Looking for something Thai inspired for your BBQ? Then chicken satay with peanut sauce is just the thing. Henry really liked this recipe. There is something about the creamy peanut sauce that makes this dish just perfect! (Jane)
Chicken Satay with Peanut Sauce
1.5 pounds of chicken breasts or fillets
1 tablespoon fresh ginger, grated
1 onion cut into chunks
4 gloves of garlic, crushed
1/2 cup soy sauce
1/2 cup water
1 teaspoon of sambal oelek (chili paste) or 1 red jalapeño chili
juice of 1 lemon
2 tablespoons sugar
1/2 teaspoon cumin
1 tablespoon toasted sesame oil
1. Trim chicken into strips about 3 inches long and 1/2 inch thick.
2. Combine remaining ingredients in a blender or food processor and puree until smooth. Pour over chicken and marinate at least one hour or overnight. You can also use the marinade to baste while cooking.
3. Heat BBQ and grill until done, around 3 minutes each side.
Optional: thread meat onto a skewer. If using bamboo skewers it's best to soak them in water for around 30 minutes before using.
1 cup of peanut butter
1 tablespoon of toasted sesame oil
3 tablespoons soy sauce
2 cloves of garlic
1 tablespoon sambal oelek or 1 red jalapeño
1 tablespoon sugar
2 tablespoons fresh lemon juice
coconut milk or water to thin
1. Combine all ingredients except coconut milk/water in blender or food processor and combine until smooth.

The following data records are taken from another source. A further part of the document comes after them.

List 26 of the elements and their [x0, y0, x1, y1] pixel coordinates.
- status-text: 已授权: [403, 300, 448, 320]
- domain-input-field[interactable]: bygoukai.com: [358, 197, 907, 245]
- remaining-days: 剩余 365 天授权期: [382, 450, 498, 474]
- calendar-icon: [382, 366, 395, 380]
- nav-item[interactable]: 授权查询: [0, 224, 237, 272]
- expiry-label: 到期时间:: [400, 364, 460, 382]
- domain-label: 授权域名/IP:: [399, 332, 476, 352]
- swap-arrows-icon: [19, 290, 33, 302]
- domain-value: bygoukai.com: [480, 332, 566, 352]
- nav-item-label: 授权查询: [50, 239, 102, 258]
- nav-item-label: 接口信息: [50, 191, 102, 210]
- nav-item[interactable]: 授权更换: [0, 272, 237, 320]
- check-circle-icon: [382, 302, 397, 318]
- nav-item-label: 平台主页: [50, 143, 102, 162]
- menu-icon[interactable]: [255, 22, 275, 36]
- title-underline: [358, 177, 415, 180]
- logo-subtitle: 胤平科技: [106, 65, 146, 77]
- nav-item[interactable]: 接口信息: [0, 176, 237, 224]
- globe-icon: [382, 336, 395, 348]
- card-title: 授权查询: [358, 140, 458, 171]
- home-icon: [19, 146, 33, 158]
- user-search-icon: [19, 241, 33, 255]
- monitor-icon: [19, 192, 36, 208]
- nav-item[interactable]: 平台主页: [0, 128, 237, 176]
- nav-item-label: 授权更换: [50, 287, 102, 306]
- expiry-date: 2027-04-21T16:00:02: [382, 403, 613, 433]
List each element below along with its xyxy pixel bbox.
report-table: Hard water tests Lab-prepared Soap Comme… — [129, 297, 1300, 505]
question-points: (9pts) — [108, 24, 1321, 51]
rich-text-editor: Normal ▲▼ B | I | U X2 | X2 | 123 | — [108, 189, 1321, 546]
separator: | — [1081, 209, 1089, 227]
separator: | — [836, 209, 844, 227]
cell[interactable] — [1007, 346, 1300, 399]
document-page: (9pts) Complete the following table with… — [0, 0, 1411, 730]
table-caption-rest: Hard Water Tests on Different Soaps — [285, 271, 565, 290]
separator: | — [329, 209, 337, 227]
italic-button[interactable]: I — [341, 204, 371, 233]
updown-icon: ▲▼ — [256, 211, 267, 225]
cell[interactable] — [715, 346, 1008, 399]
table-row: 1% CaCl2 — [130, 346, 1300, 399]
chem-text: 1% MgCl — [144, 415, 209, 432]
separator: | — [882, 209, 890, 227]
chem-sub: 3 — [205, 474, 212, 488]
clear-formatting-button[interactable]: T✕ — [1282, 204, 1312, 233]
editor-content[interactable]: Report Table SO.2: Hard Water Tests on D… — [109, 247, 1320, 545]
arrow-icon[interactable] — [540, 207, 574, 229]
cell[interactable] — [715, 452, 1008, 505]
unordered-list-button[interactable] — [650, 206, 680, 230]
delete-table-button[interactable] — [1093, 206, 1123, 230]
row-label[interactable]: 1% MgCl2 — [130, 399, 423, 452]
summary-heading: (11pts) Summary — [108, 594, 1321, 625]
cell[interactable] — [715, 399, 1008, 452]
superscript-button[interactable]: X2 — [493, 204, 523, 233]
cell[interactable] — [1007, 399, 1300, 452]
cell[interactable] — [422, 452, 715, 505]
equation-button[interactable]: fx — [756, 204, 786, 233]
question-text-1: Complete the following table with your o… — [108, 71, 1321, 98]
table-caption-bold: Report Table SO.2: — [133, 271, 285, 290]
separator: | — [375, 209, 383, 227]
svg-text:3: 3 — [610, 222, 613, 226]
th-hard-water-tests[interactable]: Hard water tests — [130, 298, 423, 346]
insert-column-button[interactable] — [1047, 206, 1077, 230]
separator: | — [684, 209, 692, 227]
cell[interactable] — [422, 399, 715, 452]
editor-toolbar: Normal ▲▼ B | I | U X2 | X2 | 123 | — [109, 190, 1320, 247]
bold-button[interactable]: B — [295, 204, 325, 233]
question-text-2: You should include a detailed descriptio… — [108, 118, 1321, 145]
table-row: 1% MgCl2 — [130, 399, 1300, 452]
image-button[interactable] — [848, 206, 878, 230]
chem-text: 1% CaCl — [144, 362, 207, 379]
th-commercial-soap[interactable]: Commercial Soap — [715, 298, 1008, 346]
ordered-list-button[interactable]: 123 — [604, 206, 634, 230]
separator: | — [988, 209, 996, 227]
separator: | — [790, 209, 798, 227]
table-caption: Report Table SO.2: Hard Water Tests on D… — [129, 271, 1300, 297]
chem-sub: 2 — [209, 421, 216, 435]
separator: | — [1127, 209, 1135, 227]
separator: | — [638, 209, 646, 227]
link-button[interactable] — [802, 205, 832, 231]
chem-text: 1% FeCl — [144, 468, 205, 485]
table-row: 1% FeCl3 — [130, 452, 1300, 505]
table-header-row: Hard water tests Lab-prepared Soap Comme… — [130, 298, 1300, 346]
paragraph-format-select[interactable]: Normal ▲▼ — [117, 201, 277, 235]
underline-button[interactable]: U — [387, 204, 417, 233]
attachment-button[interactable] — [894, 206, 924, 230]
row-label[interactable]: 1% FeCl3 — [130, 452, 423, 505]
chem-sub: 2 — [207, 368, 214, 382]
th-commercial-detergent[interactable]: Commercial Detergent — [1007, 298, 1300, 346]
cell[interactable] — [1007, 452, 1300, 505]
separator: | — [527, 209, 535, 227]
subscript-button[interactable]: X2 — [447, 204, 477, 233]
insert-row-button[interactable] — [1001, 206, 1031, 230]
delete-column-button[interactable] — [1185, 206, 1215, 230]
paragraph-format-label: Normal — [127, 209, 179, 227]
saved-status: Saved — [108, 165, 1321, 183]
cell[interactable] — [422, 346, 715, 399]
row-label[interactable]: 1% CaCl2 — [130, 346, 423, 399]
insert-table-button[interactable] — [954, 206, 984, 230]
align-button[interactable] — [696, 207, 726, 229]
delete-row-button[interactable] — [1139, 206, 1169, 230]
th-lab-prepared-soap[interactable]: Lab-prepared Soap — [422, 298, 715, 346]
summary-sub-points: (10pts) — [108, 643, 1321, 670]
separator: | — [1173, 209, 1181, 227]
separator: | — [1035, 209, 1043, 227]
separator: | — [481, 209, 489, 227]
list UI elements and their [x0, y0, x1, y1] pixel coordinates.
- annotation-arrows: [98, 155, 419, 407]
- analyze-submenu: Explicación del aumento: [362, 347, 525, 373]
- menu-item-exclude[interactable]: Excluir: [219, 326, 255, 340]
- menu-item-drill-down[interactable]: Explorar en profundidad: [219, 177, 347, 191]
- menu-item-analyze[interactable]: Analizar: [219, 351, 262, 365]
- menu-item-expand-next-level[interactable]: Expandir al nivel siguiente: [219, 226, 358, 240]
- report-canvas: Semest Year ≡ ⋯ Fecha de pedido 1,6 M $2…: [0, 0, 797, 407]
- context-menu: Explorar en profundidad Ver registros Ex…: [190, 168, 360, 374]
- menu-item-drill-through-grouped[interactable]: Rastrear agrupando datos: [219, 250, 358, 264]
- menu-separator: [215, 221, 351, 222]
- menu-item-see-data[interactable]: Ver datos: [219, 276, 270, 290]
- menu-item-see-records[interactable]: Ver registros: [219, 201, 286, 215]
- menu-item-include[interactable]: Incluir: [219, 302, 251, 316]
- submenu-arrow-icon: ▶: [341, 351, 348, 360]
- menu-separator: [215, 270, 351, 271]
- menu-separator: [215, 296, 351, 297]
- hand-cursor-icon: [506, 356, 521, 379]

2. Add coconut milk - if you like it creamy - or water to thin as desired - needs to be pouring consistency. Sauce will thicken over time so you might need to add extra liquid.
3. Serve in a pouring bowl so it can be poured or ladled onto the chicken!
Serve your chicken satay with peanut sauce with spicy chipotle rice and coleslaw!
Want beef? Sure, follow the recipe and substitute beef filet for chicken. You'll want to use skewers for the beef.
Vege option? Make up some vege skewers - mushrooms, zucchini, peppers (capsicum) and onions and serve with the peanut sauce.